The Australian and New Zealand Dollars underperformed in overnight trade, falling as much as 1.0 and 0.86 percent on average against their leading counterparts. The selloff followed a disappointing set of Chinese Trade Balance figures that showed exports slumped 15 percent year-on-year in March, falling dramatically short of expectations calling for a 9 percent increase and yielding the largest drawdown in over a year.

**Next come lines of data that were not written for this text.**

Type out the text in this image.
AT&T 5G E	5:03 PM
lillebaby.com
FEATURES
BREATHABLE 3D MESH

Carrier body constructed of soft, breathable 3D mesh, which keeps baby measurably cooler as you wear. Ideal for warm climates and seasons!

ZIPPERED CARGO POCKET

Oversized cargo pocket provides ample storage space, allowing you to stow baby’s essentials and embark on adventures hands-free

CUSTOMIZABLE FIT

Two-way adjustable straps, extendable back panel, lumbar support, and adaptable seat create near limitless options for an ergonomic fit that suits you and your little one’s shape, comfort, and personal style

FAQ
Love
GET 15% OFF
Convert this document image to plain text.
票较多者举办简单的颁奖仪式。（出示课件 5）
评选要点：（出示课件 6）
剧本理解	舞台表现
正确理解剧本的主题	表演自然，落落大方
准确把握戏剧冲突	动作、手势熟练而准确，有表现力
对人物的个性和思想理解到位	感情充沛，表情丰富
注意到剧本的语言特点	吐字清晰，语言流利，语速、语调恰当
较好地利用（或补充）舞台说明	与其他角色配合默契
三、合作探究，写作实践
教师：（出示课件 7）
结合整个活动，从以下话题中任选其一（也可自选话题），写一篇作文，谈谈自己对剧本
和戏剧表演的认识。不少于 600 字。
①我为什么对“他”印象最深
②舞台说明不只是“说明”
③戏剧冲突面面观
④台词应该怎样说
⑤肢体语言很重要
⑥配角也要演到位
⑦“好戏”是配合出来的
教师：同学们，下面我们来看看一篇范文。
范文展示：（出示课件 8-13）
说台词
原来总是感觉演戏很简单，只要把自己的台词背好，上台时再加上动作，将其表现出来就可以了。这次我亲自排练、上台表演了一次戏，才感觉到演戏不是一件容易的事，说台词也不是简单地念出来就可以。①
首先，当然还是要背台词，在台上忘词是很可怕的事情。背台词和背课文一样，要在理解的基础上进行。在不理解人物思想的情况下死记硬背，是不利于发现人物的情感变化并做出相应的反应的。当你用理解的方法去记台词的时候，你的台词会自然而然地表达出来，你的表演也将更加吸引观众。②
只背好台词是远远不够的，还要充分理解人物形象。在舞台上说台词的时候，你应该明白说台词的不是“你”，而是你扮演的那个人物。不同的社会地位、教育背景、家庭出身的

China is Australia and New Zealand’s largest trading partner. A slump in the East Asian giant’s overseas sales points to ebbing demand for raw materials from the two Oceanic countries, warning of mounting headwinds to economic growth. That in turn has scope to translate into interest rate cuts from the RBA and the RBNZ. Indeed, the overnight slide in the Aussie and Kiwi Dollars played out alongside down moves on the two countries’ benchmark 2-year bond yields, pointing to building stimulus expansion bets.

Looking ahead, a quiet economic calendar in European and US trading hours is likely to see risk sentiment trends in charge of price action. The Shanghai Composite and Hang Seng Index stock benchmarks moved conspicuously higher after the dismal Chinese trade data, hinting investors may have interpreted the outcome to mean that Beijing will see the slump as a trigger to top up stimulus measures. The prospect of expanded policy support in the world’s second-largest economy may fuel broader risk-on sentiment later in the day, trimming Aussie and Kiwi losses while applying pressure to the safety-linked Japanese yen.